As the dollar shortage debate rages, critics of President Uhuru Kenyatta have also blamed his administration’s huge appetite for external loans. The loans are mostly denominated in dollars.
As at June last year, 66 per cent of the country’s external debt was in dollars, an increase from 24 per cent in June 2014.
Payment for these loans have been growing faster than export earnings. For every $100 (Sh11,700) dollars that the country earned from exporting goods and services in June 2013, official data shows that the government only used $5 (Sh585) to pay external creditors.
Eight years later, this rose sharply to $26 (Sh3,042). All these factors have conspired to starve the economy of dollars. The war in Ukraine, the lingering effects of Covid-19 and the decision by the US Federal Reserve to increase interest rates has made things worse for the currencies of most emerging markets.
Sri Lanka is the latest country grappling with a serious shortage of dollars, which is compounded by its huge external debt services.
Spooked by the weakening of the local currency and reports of dollar shortage, local investors and wealthy Kenyans have also desperately stockpiled dollars.

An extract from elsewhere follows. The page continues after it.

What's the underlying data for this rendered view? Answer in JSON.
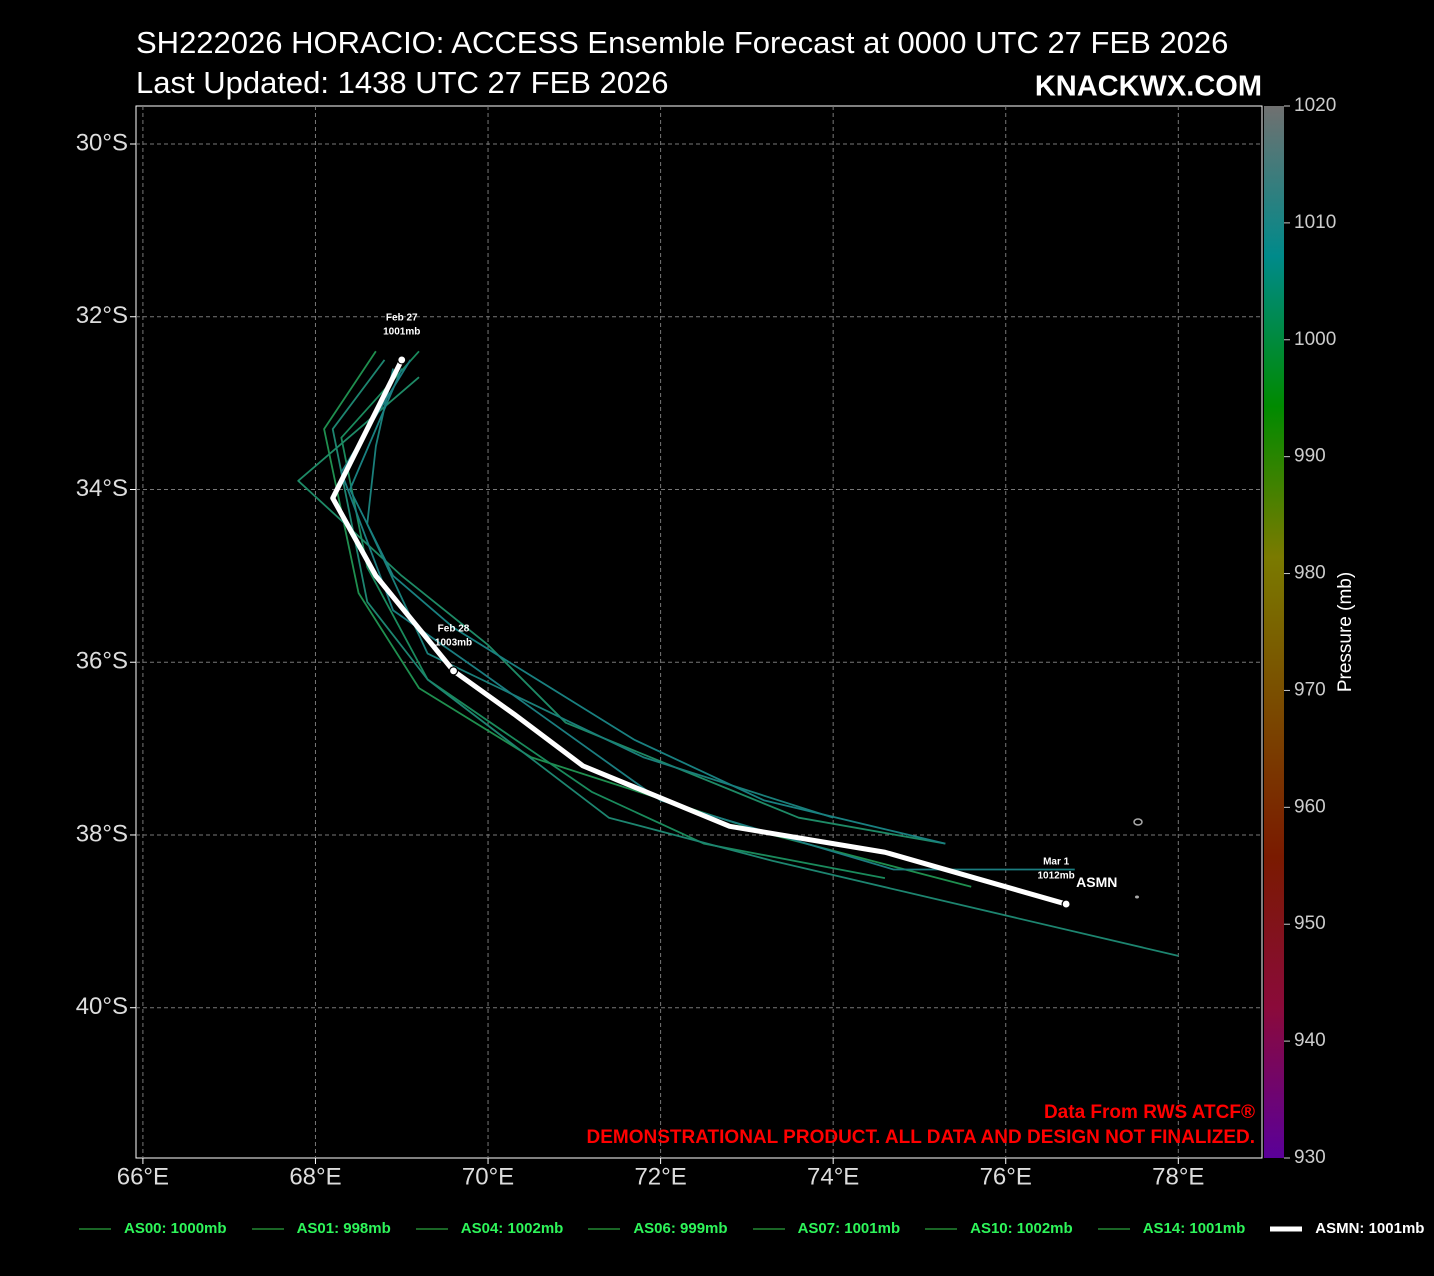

Official data shows that cash in dollar accounts held by Kenyans surged to a record high of Sh811 billion in March 2022, even as Treasury warned that claims of dollar shortage were pushing people to accumulate the hard currency.
When they raised the alarm, Pwani Oil reckoned that the only solution to this quagmire was for CBK to release its own dollar reserves to forex dealers. Yet the CBK is in agreement with the International Monetary Fund (IMF) and the World Bank that it should not to tinker with the exchange rate.
CBK wants to let the exchange rate act as a shock absorber by letting the shilling depreciate. The expectation is that the expensive imports due to a weaker shilling will be counter-balanced by cheaper exports, and thus more dollar revenue.
Unfortunately, it seems CBK’s pace of allowing the local currency to weaken has been falling behind market expectations, according to investment bank EFG Hermes.
This can get worse in what EFG described as a “thin FX (forex) market” like Kenya’s, resulting in more cautious behaviour from market players.
“Sellers of forex tend to be slower in selling their holdings of foreign currency, while buyers tend to exaggerate their demand in order to secure larger amounts of FX (as a way of a hedging),” it said.